I’m really not sure! But I’m here to offer you a few thoughts that I hope you will find encouraging as a beginner, or someone considering walking along the beautiful path towards mastering any instrument.

  1. Studying instrumental music performance is not about getting from point A to point B. If you want to have a healthy relationship with instrumental music study, you need to accept that this is a lifelong journey. Imagine a horse with a rider on its back who holds a carrot tied to a stick out in front of the horse’s face. The horse runs forward, onward and onward forever, but never reaches the carrot! The horse’s own forward motion keeps the reward away from the animal as the delicious treat is propelled along in lockstep with the beast. As we practice and hone our skills, our ears and our musical imaginations develop! The standard you have for what it means to “learn drums” as a beginner will be completely different from the standard you have for what it means to “learn drums” when you are one, five, ten, or twenty years down the path. It’s important to learn to view the process of practicing and improving as THE PRIMARY THING, not a means to an end, because the more you grow as a player, the more your vision, your inner ear, and your expectations will grow!

  2. It certainly doesn’t take 10,000 hours. Ericsson’s study was conducted on students already attending an elite conservatory. My back-of-the-envelope math tells me the odds of a high school student enrolled in music programs in the U.S. going on to pursue a higher education at an American conservatory are roughly 1 in 300-500. While it might take 10,000 hours to become a top 10% standout within such an elite population, we don’t all need to be 1 in 3,000 level talents. I reckon that within the typical local music scene (i.e., outside of a globally significant metropolitan area), being one in a dozen is more than enough.

  3. After eighteen years of playing the drums, the progress I make through the hours and hours of practice I commit every day is incremental. It feels like splitting hairs, or trying to empty a bathtub with a teaspoon or something like that. As a complete beginner, you have the magical benefit of having NO IDEA WHAT YOU ARE DOING! The process of going from a state of total unknowing and non-understanding of a concept or piece of material to a state of kind of knowing and kind of understanding is MUCH, MUCH faster than the process of refining and optimizing for .5% improvement in efficiency on a motion I have done for thousands of hours over decades of my life. As a new player, you have the potential to be a happy beneficiary of Josh Kaufman’s First 20 Hours rule. It will probably only take you about 20 hours of focused practice on a brand new subject to get from a point of being completely unable to understand or execute to being kind of able to understand and execute! This is the joy of being a beginner.

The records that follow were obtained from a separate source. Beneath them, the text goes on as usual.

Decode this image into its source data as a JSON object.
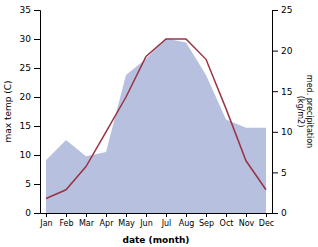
{
  "chart_data": {
    "type": "line",
    "categories": [
      "Jan",
      "Feb",
      "Mar",
      "Apr",
      "May",
      "Jun",
      "Jul",
      "Aug",
      "Sep",
      "Oct",
      "Nov",
      "Dec"
    ],
    "series": [
      {
        "type": "area",
        "axis": "y2",
        "color": "#b8c0e0",
        "values": [
          6.5,
          9.0,
          7.0,
          7.5,
          17.0,
          19.0,
          21.5,
          21.0,
          17.0,
          11.5,
          10.5,
          10.5
        ]
      },
      {
        "type": "line",
        "color": "#993344",
        "values": [
          2.5,
          4.0,
          8.0,
          14.0,
          20.0,
          27.0,
          30.0,
          30.0,
          26.5,
          18.0,
          9.0,
          4.0
        ]
      }
    ],
    "xlabel": "date (month)",
    "ylabel": "max temp (C)",
    "y2label": "med. precipitation\n(kg/m2)",
    "ylim": [
      0,
      35
    ],
    "yticks": [
      0,
      5,
      10,
      15,
      20,
      25,
      30,
      35
    ],
    "y2lim": [
      0,
      25
    ],
    "y2ticks": [
      0,
      5,
      10,
      15,
      20,
      25
    ]
  }
}
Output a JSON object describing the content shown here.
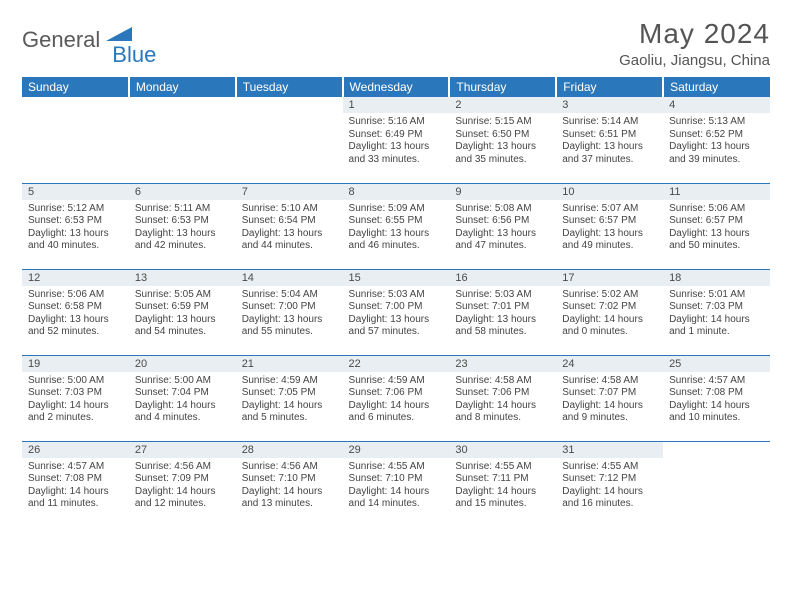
{
  "brand": {
    "text1": "General",
    "text2": "Blue",
    "color_gray": "#5a5a5a",
    "color_blue": "#2a78bb"
  },
  "title": "May 2024",
  "location": "Gaoliu, Jiangsu, China",
  "header_bg": "#2a78bb",
  "daynum_bg": "#e9eef2",
  "border_color": "#2a78bb",
  "dow": [
    "Sunday",
    "Monday",
    "Tuesday",
    "Wednesday",
    "Thursday",
    "Friday",
    "Saturday"
  ],
  "weeks": [
    [
      {
        "n": "",
        "sr": "",
        "ss": "",
        "dl": ""
      },
      {
        "n": "",
        "sr": "",
        "ss": "",
        "dl": ""
      },
      {
        "n": "",
        "sr": "",
        "ss": "",
        "dl": ""
      },
      {
        "n": "1",
        "sr": "Sunrise: 5:16 AM",
        "ss": "Sunset: 6:49 PM",
        "dl": "Daylight: 13 hours and 33 minutes."
      },
      {
        "n": "2",
        "sr": "Sunrise: 5:15 AM",
        "ss": "Sunset: 6:50 PM",
        "dl": "Daylight: 13 hours and 35 minutes."
      },
      {
        "n": "3",
        "sr": "Sunrise: 5:14 AM",
        "ss": "Sunset: 6:51 PM",
        "dl": "Daylight: 13 hours and 37 minutes."
      },
      {
        "n": "4",
        "sr": "Sunrise: 5:13 AM",
        "ss": "Sunset: 6:52 PM",
        "dl": "Daylight: 13 hours and 39 minutes."
      }
    ],
    [
      {
        "n": "5",
        "sr": "Sunrise: 5:12 AM",
        "ss": "Sunset: 6:53 PM",
        "dl": "Daylight: 13 hours and 40 minutes."
      },
      {
        "n": "6",
        "sr": "Sunrise: 5:11 AM",
        "ss": "Sunset: 6:53 PM",
        "dl": "Daylight: 13 hours and 42 minutes."
      },
      {
        "n": "7",
        "sr": "Sunrise: 5:10 AM",
        "ss": "Sunset: 6:54 PM",
        "dl": "Daylight: 13 hours and 44 minutes."
      },
      {
        "n": "8",
        "sr": "Sunrise: 5:09 AM",
        "ss": "Sunset: 6:55 PM",
        "dl": "Daylight: 13 hours and 46 minutes."
      },
      {
        "n": "9",
        "sr": "Sunrise: 5:08 AM",
        "ss": "Sunset: 6:56 PM",
        "dl": "Daylight: 13 hours and 47 minutes."
      },
      {
        "n": "10",
        "sr": "Sunrise: 5:07 AM",
        "ss": "Sunset: 6:57 PM",
        "dl": "Daylight: 13 hours and 49 minutes."
      },
      {
        "n": "11",
        "sr": "Sunrise: 5:06 AM",
        "ss": "Sunset: 6:57 PM",
        "dl": "Daylight: 13 hours and 50 minutes."
      }
    ],
    [
      {
        "n": "12",
        "sr": "Sunrise: 5:06 AM",
        "ss": "Sunset: 6:58 PM",
        "dl": "Daylight: 13 hours and 52 minutes."
      },
      {
        "n": "13",
        "sr": "Sunrise: 5:05 AM",
        "ss": "Sunset: 6:59 PM",
        "dl": "Daylight: 13 hours and 54 minutes."
      },
      {
        "n": "14",
        "sr": "Sunrise: 5:04 AM",
        "ss": "Sunset: 7:00 PM",
        "dl": "Daylight: 13 hours and 55 minutes."
      },
      {
        "n": "15",
        "sr": "Sunrise: 5:03 AM",
        "ss": "Sunset: 7:00 PM",
        "dl": "Daylight: 13 hours and 57 minutes."
      },
      {
        "n": "16",
        "sr": "Sunrise: 5:03 AM",
        "ss": "Sunset: 7:01 PM",
        "dl": "Daylight: 13 hours and 58 minutes."
      },
      {
        "n": "17",
        "sr": "Sunrise: 5:02 AM",
        "ss": "Sunset: 7:02 PM",
        "dl": "Daylight: 14 hours and 0 minutes."
      },
      {
        "n": "18",
        "sr": "Sunrise: 5:01 AM",
        "ss": "Sunset: 7:03 PM",
        "dl": "Daylight: 14 hours and 1 minute."
      }
    ],
    [
      {
        "n": "19",
        "sr": "Sunrise: 5:00 AM",
        "ss": "Sunset: 7:03 PM",
        "dl": "Daylight: 14 hours and 2 minutes."
      },
      {
        "n": "20",
        "sr": "Sunrise: 5:00 AM",
        "ss": "Sunset: 7:04 PM",
        "dl": "Daylight: 14 hours and 4 minutes."
      },
      {
        "n": "21",
        "sr": "Sunrise: 4:59 AM",
        "ss": "Sunset: 7:05 PM",
        "dl": "Daylight: 14 hours and 5 minutes."
      },
      {
        "n": "22",
        "sr": "Sunrise: 4:59 AM",
        "ss": "Sunset: 7:06 PM",
        "dl": "Daylight: 14 hours and 6 minutes."
      },
      {
        "n": "23",
        "sr": "Sunrise: 4:58 AM",
        "ss": "Sunset: 7:06 PM",
        "dl": "Daylight: 14 hours and 8 minutes."
      },
      {
        "n": "24",
        "sr": "Sunrise: 4:58 AM",
        "ss": "Sunset: 7:07 PM",
        "dl": "Daylight: 14 hours and 9 minutes."
      },
      {
        "n": "25",
        "sr": "Sunrise: 4:57 AM",
        "ss": "Sunset: 7:08 PM",
        "dl": "Daylight: 14 hours and 10 minutes."
      }
    ],
    [
      {
        "n": "26",
        "sr": "Sunrise: 4:57 AM",
        "ss": "Sunset: 7:08 PM",
        "dl": "Daylight: 14 hours and 11 minutes."
      },
      {
        "n": "27",
        "sr": "Sunrise: 4:56 AM",
        "ss": "Sunset: 7:09 PM",
        "dl": "Daylight: 14 hours and 12 minutes."
      },
      {
        "n": "28",
        "sr": "Sunrise: 4:56 AM",
        "ss": "Sunset: 7:10 PM",
        "dl": "Daylight: 14 hours and 13 minutes."
      },
      {
        "n": "29",
        "sr": "Sunrise: 4:55 AM",
        "ss": "Sunset: 7:10 PM",
        "dl": "Daylight: 14 hours and 14 minutes."
      },
      {
        "n": "30",
        "sr": "Sunrise: 4:55 AM",
        "ss": "Sunset: 7:11 PM",
        "dl": "Daylight: 14 hours and 15 minutes."
      },
      {
        "n": "31",
        "sr": "Sunrise: 4:55 AM",
        "ss": "Sunset: 7:12 PM",
        "dl": "Daylight: 14 hours and 16 minutes."
      },
      {
        "n": "",
        "sr": "",
        "ss": "",
        "dl": ""
      }
    ]
  ]
}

  4. I believe there are three main areas we need to keep up with in our practice: technique and fundamentals, musical core strength, and repertoire. If you pour 20 hours into really developing the full stroke (see videos by renowned educator Dom Famularo and others), you will be off to a great start in developing your technique and fundamentals! If you devote 20 hours to the process of learning to read drumset notation and understanding simple quarter note and eighth note rhythms (check out a book like Ted Reed’s “Syncopation”), you will be well on your way to a deeper understanding of time! Learning to read will give you a tremendous degree of intellectual agency and the ability to take the learning into your own hands. Lastly, if you spend 20 focused hours dissecting the drum parts to a few simple songs (Weezer’s “Undone (The Sweater Song)”, or Pink Floyd’s “Us And Them”, among many others), you will begin to get a feel for how songs are structured and how the drum role works in a band! Take advantage of this beautiful period in your development where 20 hours of focused work can completely transform your playing.

Bob Ross said that “talent is a pursued interest.” A friend of mine once told me that “talent is just whatever you already have figured out.” I can’t tell you precisely how long it will take you to learn the drums because we all have different stuff figured out, so we all have to walk our own path. I hope that if you’re curious, you’ll give it a try and lean into the discomfort of being completely unable to do something new. When we can get through that rub and work through that awkwardness, we blossom as we take advantage of the early stages of the diminishing returns curve, where small, focused efforts yield spectacular results.